Your Cloud Galaxy is now ready for analyses with the other trainers

3. After Work Sessions (review)

  • Suspend your Google VM
Suspend VM instance

⚠ Keep in mind that a VM instance is charged by Google (on your coupon) when it is running. If you SUSPEND your instance, there is no more cost of computing (calculated in fonction of minutes of activity).

  • At the end of the week (only), stop your VM instance
Stop your Google VM

⚠ When all your instances are stopped, the cost of your storage devices (200 or 300 Gb) is still recorded. Fortunately, this cost is reduced and you can keep your ~200 Gb disk for many weeks with your coupon.

  • Protect your instance from self-destruction pulsions
Protect your instance from unwanted destruction.

In some occasion, it is possible to be confused between arrêter and détruire a VM. The consequences of unwanted VM destruction are irreversible as well as annoying. To prevent this, you can protect your instance from the destruction command.

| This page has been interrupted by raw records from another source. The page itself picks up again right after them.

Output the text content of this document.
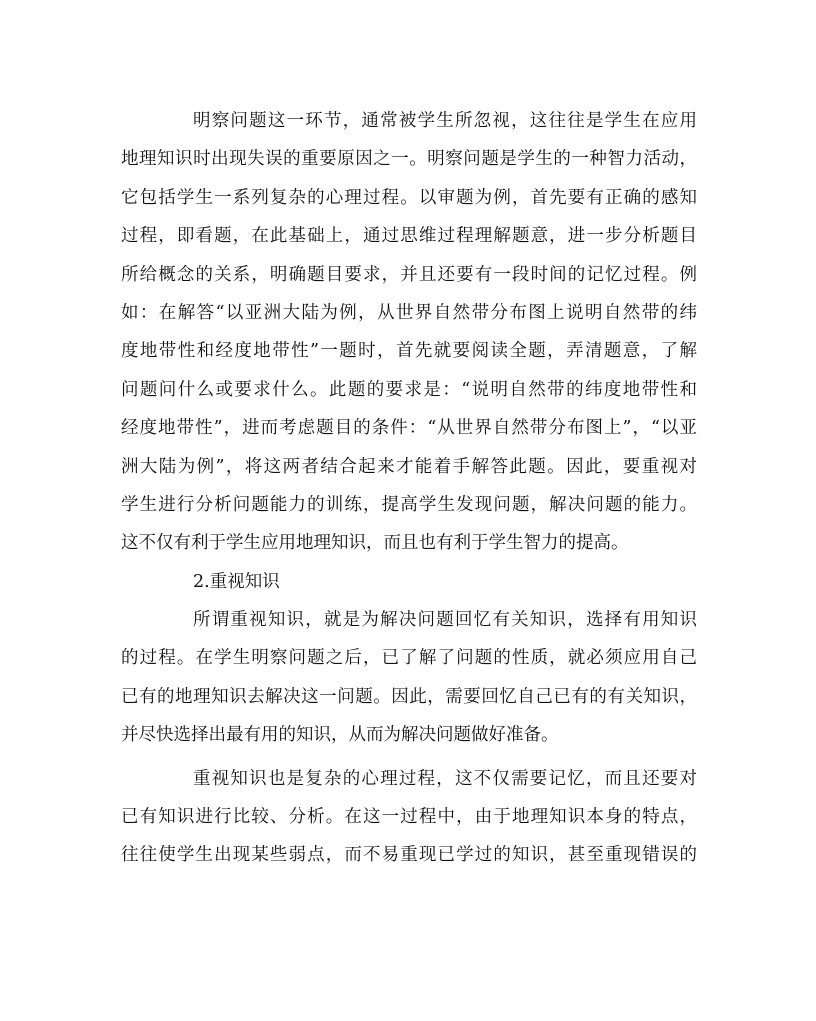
明察问题这一环节，通常被学生所忽视，这往往是学生在应用
地理知识时出现失误的重要原因之一。明察问题是学生的一种智力活动，
它包括学生一系列复杂的心理过程。以审题为例，首先要有正确的感知
过程，即看题，在此基础上，通过思维过程理解题意，进一步分析题目
所给概念的关系，明确题目要求，并且还要有一段时间的记忆过程。例
如：在解答“以亚洲大陆为例，从世界自然带分布图上说明自然带的纬
度地带性和经度地带性”一题时，首先就要阅读全题，弄清题意，了解
问题问什么或要求什么。此题的要求是：“说明自然带的纬度地带性和
经度地带性”，进而考虑题目的条件：“从世界自然带分布图上”，“以亚
洲大陆为例”，将这两者结合起来才能着手解答此题。因此，要重视对
学生进行分析问题能力的训练，提高学生发现问题，解决问题的能力。
这不仅有利于学生应用地理知识，而且也有利于学生智力的提高。
2.重视知识
所谓重视知识，就是为解决问题回忆有关知识，选择有用知识
的过程。在学生明察问题之后，已了解了问题的性质，就必须应用自己
已有的地理知识去解决这一问题。因此，需要回忆自己已有的有关知识，
并尽快选择出最有用的知识，从而为解决问题做好准备。
重视知识也是复杂的心理过程，这不仅需要记忆，而且还要对
已有知识进行比较、分析。在这一过程中，由于地理知识本身的特点，
往往使学生出现某些弱点，而不易重现已学过的知识，甚至重现错误的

  • Go to the Google Cloud Platform management web page.
  • Click on the name of your VM.
  • Click on the top menu ✏Modifier
  • Edit the Protection contre la suppression option as follows:

(just at the end of the section Informations générales) and do not forget to save this new setting.

From this point, you will need to uncheck the box to destroy the instance and your are protected against unwanted manifestations of bad karma 👿!